O acordo de Paris entrou em vigor na última sexta-feira e esta semana começou mais uma reunião anual (COP) da Convenção das Nações Unidas sobre alterações climáticas.

É em Marraquexe, afinal, que tudo começa porque não foi de avanços e concretizações que viveu este ano de espera depois de Paris. Se quisermos o copo meio cheio, foi mais rápida do que se esperava a ratificação dos grandes poluidores. Mas se medirmos os compromissos assumidos, o copo está bastante vazio.

A comunidade científica considera, de forma consensual, que qualquer aumento da temperatura média global do planeta superior a 2 graus centígrados terá consequências dramáticas e tendencialmente irreversíveis. Ora, os compromissos de redução de emissões de gases com efeito de estufa, assumidos por mais de 150 Estados, são um resultado notável da COP21 de Paris. Mas não evitam desde já um aumento da temperatura global do planeta de 2,7 graus centígrados…

As grandes cimeiras internacionais partilham os vícios e as virtudes de todos os processos de decisão política. 
À escala nacional, a política é a arte do possível. Já quando tentamos fazer política à escala planetária, usando o consenso como método de decisão, a dificuldade de tornar possível o impossível, de fazer convergir os interesses de quase 200 Estados soberanos em torno de um denominador comum aumenta essa dificuldade e precisa mesmo do nosso estímulo, da nossa vigilância, da nossa exigência.

O método negocial escolhido, assente na publicitação dos compromissos, permite desencadear uma competição entre os Estados, entre todos os Estados e não apenas entre os Estados desenvolvidos, como acontecia com o Protocolo de Quioto assinado em 1997.

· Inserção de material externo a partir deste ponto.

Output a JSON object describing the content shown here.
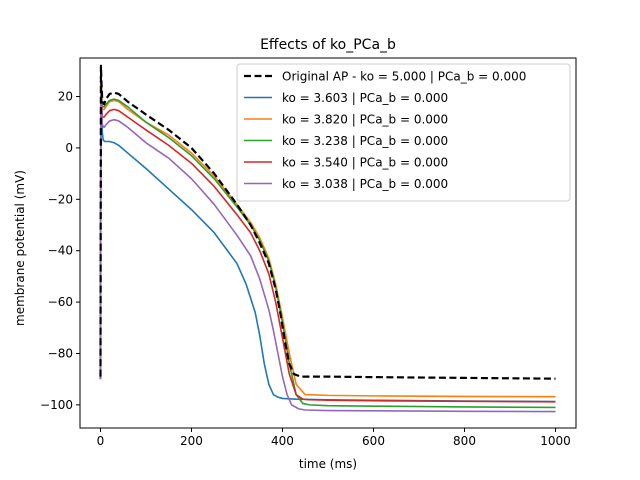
{
  "chart_data": {
    "type": "line",
    "title": "Effects of ko_PCa_b",
    "xlabel": "time (ms)",
    "ylabel": "membrane potential (mV)",
    "xlim": [
      -45,
      1045
    ],
    "ylim": [
      -109,
      35
    ],
    "xticks": [
      0,
      200,
      400,
      600,
      800,
      1000
    ],
    "yticks": [
      -100,
      -80,
      -60,
      -40,
      -20,
      0,
      20
    ],
    "grid": false,
    "legend_position": "top-right",
    "series": [
      {
        "name": "Original AP - ko = 5.000 | PCa_b = 0.000",
        "color": "#000000",
        "dashed": true,
        "x": [
          0,
          1,
          2,
          4,
          8,
          12,
          20,
          30,
          40,
          60,
          100,
          150,
          200,
          250,
          300,
          330,
          350,
          370,
          385,
          395,
          405,
          415,
          425,
          440,
          460,
          500,
          600,
          800,
          1000
        ],
        "y": [
          -89,
          32,
          26,
          18,
          17,
          19,
          21,
          21.5,
          21,
          18,
          13,
          7,
          0,
          -10,
          -22,
          -30,
          -37,
          -45,
          -55,
          -64,
          -75,
          -84,
          -88,
          -89,
          -89,
          -89,
          -89.2,
          -89.5,
          -89.8
        ]
      },
      {
        "name": "ko = 3.603 | PCa_b = 0.000",
        "color": "#1f77b4",
        "dashed": false,
        "x": [
          0,
          1,
          2,
          4,
          6,
          10,
          20,
          30,
          40,
          60,
          100,
          150,
          200,
          250,
          300,
          320,
          340,
          350,
          360,
          370,
          380,
          390,
          400,
          430,
          500,
          600,
          800,
          1000
        ],
        "y": [
          -90,
          31,
          20,
          6,
          3,
          2.5,
          2.5,
          2,
          1,
          -2,
          -8,
          -16,
          -24,
          -33,
          -45,
          -53,
          -64,
          -73,
          -84,
          -92,
          -96,
          -97,
          -97.5,
          -97.8,
          -98,
          -98.2,
          -98.5,
          -98.7
        ]
      },
      {
        "name": "ko = 3.820 | PCa_b = 0.000",
        "color": "#ff7f0e",
        "dashed": false,
        "x": [
          0,
          1,
          2,
          4,
          8,
          12,
          20,
          30,
          40,
          60,
          100,
          150,
          200,
          250,
          300,
          330,
          350,
          370,
          385,
          400,
          415,
          430,
          450,
          500,
          600,
          800,
          1000
        ],
        "y": [
          -89,
          31,
          24,
          15,
          15,
          16,
          18,
          18.5,
          18,
          15,
          10,
          5,
          -2,
          -11,
          -22,
          -29,
          -35,
          -43,
          -53,
          -66,
          -80,
          -92,
          -96,
          -96.3,
          -96.5,
          -96.7,
          -96.8
        ]
      },
      {
        "name": "ko = 3.238 | PCa_b = 0.000",
        "color": "#2ca02c",
        "dashed": false,
        "x": [
          0,
          1,
          2,
          4,
          8,
          12,
          20,
          30,
          40,
          60,
          100,
          150,
          200,
          250,
          300,
          330,
          350,
          370,
          385,
          400,
          415,
          430,
          445,
          460,
          500,
          600,
          800,
          1000
        ],
        "y": [
          -90,
          30,
          25,
          16,
          16,
          17,
          18.5,
          19,
          18.5,
          16,
          10,
          4,
          -3,
          -12,
          -23,
          -30,
          -36,
          -44,
          -54,
          -68,
          -84,
          -96,
          -99.5,
          -100,
          -100.3,
          -100.5,
          -100.8,
          -101
        ]
      },
      {
        "name": "ko = 3.540 | PCa_b = 0.000",
        "color": "#d62728",
        "dashed": false,
        "x": [
          0,
          1,
          2,
          4,
          8,
          12,
          20,
          30,
          40,
          60,
          100,
          150,
          200,
          250,
          300,
          330,
          350,
          370,
          385,
          400,
          415,
          430,
          445,
          460,
          500,
          600,
          800,
          1000
        ],
        "y": [
          -90,
          31,
          22,
          12,
          12,
          13,
          14.5,
          15,
          14.5,
          12,
          7,
          1,
          -6,
          -15,
          -26,
          -33,
          -40,
          -49,
          -60,
          -74,
          -88,
          -96,
          -97.8,
          -98,
          -98.2,
          -98.4,
          -98.6,
          -98.8
        ]
      },
      {
        "name": "ko = 3.038 | PCa_b = 0.000",
        "color": "#9467bd",
        "dashed": false,
        "x": [
          0,
          1,
          2,
          4,
          8,
          12,
          20,
          30,
          40,
          60,
          100,
          150,
          200,
          250,
          300,
          330,
          350,
          370,
          380,
          390,
          400,
          410,
          420,
          435,
          450,
          500,
          600,
          800,
          1000
        ],
        "y": [
          -90,
          30,
          22,
          9,
          8,
          9,
          10.5,
          11,
          10.5,
          8,
          2,
          -4,
          -12,
          -22,
          -34,
          -42,
          -51,
          -63,
          -71,
          -80,
          -89,
          -96,
          -100,
          -101.5,
          -102,
          -102.2,
          -102.3,
          -102.5,
          -102.6
        ]
      }
    ]
  }
}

A grande mudança em Paris não foi a boa vontade da Administração Obama, limitada pela maioria do congresso republicano e por esta race to the bottom que se lhe seguiu. Foi mesmo a situação gravíssima em que se encontra a China, onde os efeitos da poluição se tornaram tão impactantes que a pressão da população sobre o poder político – sim, na China… – obrigou a uma mudança radical.

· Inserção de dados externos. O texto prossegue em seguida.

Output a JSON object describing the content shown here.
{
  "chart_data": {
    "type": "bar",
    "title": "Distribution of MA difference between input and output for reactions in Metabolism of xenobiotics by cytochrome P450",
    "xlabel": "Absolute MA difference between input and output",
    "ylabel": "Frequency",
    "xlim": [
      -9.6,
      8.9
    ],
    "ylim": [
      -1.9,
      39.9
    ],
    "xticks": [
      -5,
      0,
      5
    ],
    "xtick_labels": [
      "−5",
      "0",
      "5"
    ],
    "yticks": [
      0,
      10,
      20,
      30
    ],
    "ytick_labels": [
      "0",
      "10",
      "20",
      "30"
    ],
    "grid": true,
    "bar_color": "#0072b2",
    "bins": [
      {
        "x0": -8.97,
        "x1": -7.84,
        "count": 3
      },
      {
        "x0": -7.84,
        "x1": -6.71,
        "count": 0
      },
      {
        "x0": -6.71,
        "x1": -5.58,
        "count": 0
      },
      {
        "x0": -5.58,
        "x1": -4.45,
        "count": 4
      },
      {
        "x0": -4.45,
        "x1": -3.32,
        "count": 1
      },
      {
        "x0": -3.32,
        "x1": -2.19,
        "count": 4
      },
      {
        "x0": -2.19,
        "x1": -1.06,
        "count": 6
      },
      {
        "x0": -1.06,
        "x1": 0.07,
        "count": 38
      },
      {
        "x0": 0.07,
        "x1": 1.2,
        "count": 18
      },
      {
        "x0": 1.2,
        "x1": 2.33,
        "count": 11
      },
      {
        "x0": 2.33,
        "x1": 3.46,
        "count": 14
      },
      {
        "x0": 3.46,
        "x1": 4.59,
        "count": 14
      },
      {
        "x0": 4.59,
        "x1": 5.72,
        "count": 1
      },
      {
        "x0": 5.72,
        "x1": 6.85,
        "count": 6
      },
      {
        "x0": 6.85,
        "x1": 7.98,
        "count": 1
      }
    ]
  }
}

Já não é, felizmente, a União Europeia sozinha a puxar o comboio. Os três blocos de grandes poluidores parecem ter alguma vontade de agir em conjunto. A União Europeia continua a ter as tecnologias e o conhecimento necessários ao combate às alterações climáticas, em particular em matéria de tratamento de resíduos, de águas residuais, de poluição atmosférica, processos industriais, energias renováveis e transportes. A China é a maior economia mundial e tem de melhorar a sua eficácia, reduzindo as emissões e ajudando os países em vias de desenvolvimento a diminuí-las.

Mas o resultado global só se atinge com a pressão de uma opinião pública exigente. E, sobretudo, com milhões de pequenos e grandes gestos, com a mudança de paradigma.

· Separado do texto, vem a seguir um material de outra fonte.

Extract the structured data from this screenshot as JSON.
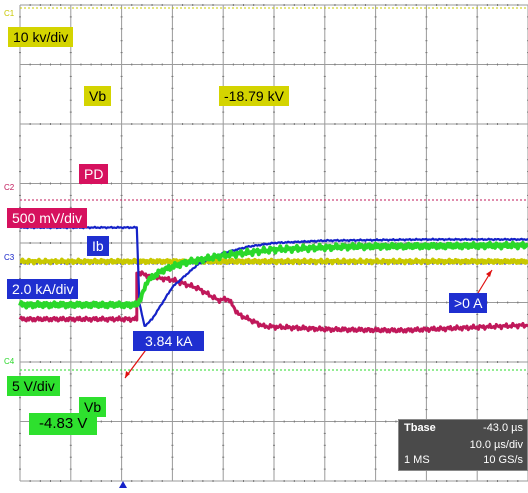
{
  "colors": {
    "ch1": "#c8c800",
    "ch2": "#c0185a",
    "ch3": "#1522c8",
    "ch4": "#2ad82a",
    "grid": "#9a9a9a"
  },
  "channels": {
    "c1": "C1",
    "c2": "C2",
    "c3": "C3",
    "c4": "C4"
  },
  "labels": {
    "ch1_scale": "10 kv/div",
    "ch1_name": "Vb",
    "ch1_value": "-18.79 kV",
    "ch2_name": "PD",
    "ch2_scale": "500 mV/div",
    "ch3_name": "Ib",
    "ch3_scale": "2.0 kA/div",
    "ch3_peak": "3.84 kA",
    "ch3_final": ">0 A",
    "ch4_scale": "5 V/div",
    "ch4_name": "Vb",
    "ch4_value": "-4.83 V"
  },
  "timebase": {
    "tbase_label": "Tbase",
    "tbase_value": "-43.0 µs",
    "per_div": "10.0 µs/div",
    "memory": "1 MS",
    "sample_rate": "10 GS/s"
  },
  "chart_data": {
    "type": "line",
    "grid": true,
    "divisions": {
      "x": 10,
      "y": 8
    },
    "trigger_marker": "bottom",
    "series": [
      {
        "name": "C1",
        "points": [
          [
            0,
            -0.31
          ],
          [
            10,
            -0.31
          ]
        ]
      },
      {
        "name": "C2",
        "points": [
          [
            0,
            -1.28
          ],
          [
            2.3,
            -1.28
          ],
          [
            2.3,
            -0.49
          ],
          [
            2.6,
            -0.57
          ],
          [
            3.0,
            -0.62
          ],
          [
            3.5,
            -0.76
          ],
          [
            3.9,
            -0.96
          ],
          [
            4.1,
            -0.94
          ],
          [
            4.3,
            -1.2
          ],
          [
            4.8,
            -1.4
          ],
          [
            6.0,
            -1.45
          ],
          [
            7.5,
            -1.47
          ],
          [
            10,
            -1.38
          ]
        ]
      },
      {
        "name": "C3",
        "points": [
          [
            0,
            0.26
          ],
          [
            2.3,
            0.26
          ],
          [
            2.35,
            -1.0
          ],
          [
            2.45,
            -1.4
          ],
          [
            2.6,
            -1.28
          ],
          [
            3.0,
            -0.74
          ],
          [
            3.5,
            -0.36
          ],
          [
            4.0,
            -0.17
          ],
          [
            4.5,
            -0.06
          ],
          [
            5.0,
            0.0
          ],
          [
            6.0,
            0.04
          ],
          [
            8.0,
            0.06
          ],
          [
            10,
            0.06
          ]
        ]
      },
      {
        "name": "C4",
        "points": [
          [
            0,
            -1.04
          ],
          [
            2.3,
            -1.04
          ],
          [
            2.4,
            -0.89
          ],
          [
            2.5,
            -0.64
          ],
          [
            2.8,
            -0.46
          ],
          [
            3.2,
            -0.34
          ],
          [
            4.0,
            -0.21
          ],
          [
            5.0,
            -0.11
          ],
          [
            6.5,
            -0.06
          ],
          [
            10,
            -0.04
          ]
        ]
      }
    ]
  }
}
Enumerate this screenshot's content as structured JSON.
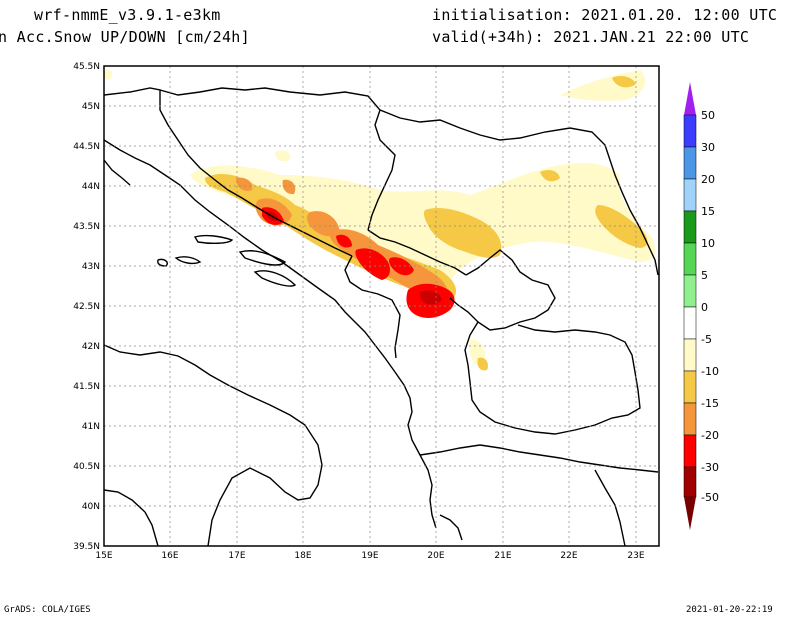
{
  "header": {
    "model": "wrf-nmmE_v3.9.1-e3km",
    "field": "n Acc.Snow UP/DOWN [cm/24h]",
    "init": "initialisation: 2021.01.20.  12:00 UTC",
    "valid": "valid(+34h): 2021.JAN.21 22:00 UTC"
  },
  "map": {
    "lon_ticks": [
      "15E",
      "16E",
      "17E",
      "18E",
      "19E",
      "20E",
      "21E",
      "22E",
      "23E"
    ],
    "lat_ticks": [
      "45.5N",
      "45N",
      "44.5N",
      "44N",
      "43.5N",
      "43N",
      "42.5N",
      "42N",
      "41.5N",
      "41N",
      "40.5N",
      "40N",
      "39.5N"
    ],
    "grid": true
  },
  "legend": {
    "labels": [
      "50",
      "30",
      "20",
      "15",
      "10",
      "5",
      "0",
      "-5",
      "-10",
      "-15",
      "-20",
      "-30",
      "-50"
    ],
    "colors": [
      "#a020f0",
      "#3c3cff",
      "#4b96e6",
      "#a0d2fa",
      "#1a9a1a",
      "#55d655",
      "#90f090",
      "#ffffff",
      "#ffffff",
      "#fffac8",
      "#f5c846",
      "#f5963c",
      "#ff0000",
      "#cc0000",
      "#a00000",
      "#780000"
    ]
  },
  "footer": {
    "credit": "GrADS: COLA/IGES",
    "timestamp": "2021-01-20-22:19"
  }
}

Em Portugal, estamos em modo de descanso. Só o baixo grau de exigência de uma sociedade que não acordou para este problema permite que o Bloco de Esquerda venha atacar e taxar retroativamente a energia renovável ou que o PCP defenda a ocupação das ilhas barreiras, ambos casos das últimas semanas que ilustram um pensamento profundamente reacionário e anacrónico.

Mas, se quisermos um exemplo do nosso maior desleixo, talvez nada se compare ao caótico estado em que se encontram os transportes públicos de Lisboa. É no setor dos transportes que se concentra a maioria das nossas emissões difusas. Não é possível abandonar o uso do carro quando o transporte público funciona sem qualquer articulação, coerência e funcionalidade. Com tarifas cada vez mais caras, cada vez mais confusas e sem soluções funcionais, nunca se fará a mudança que Lisboa precisa.

Diminuir as emissões de gases com efeitos de estufa é diminuir a intensidade energética dos processos industriais e da produtividade em geral, o que torna a economia mais eficiente e logo mais competitiva. Poupar energia em geral e poupar nos combustíveis fósseis permite equilibrar a balança comercial, subir na escala tecnológica e disponibilizar recursos públicos e privados para satisfazer as necessidades coletivas.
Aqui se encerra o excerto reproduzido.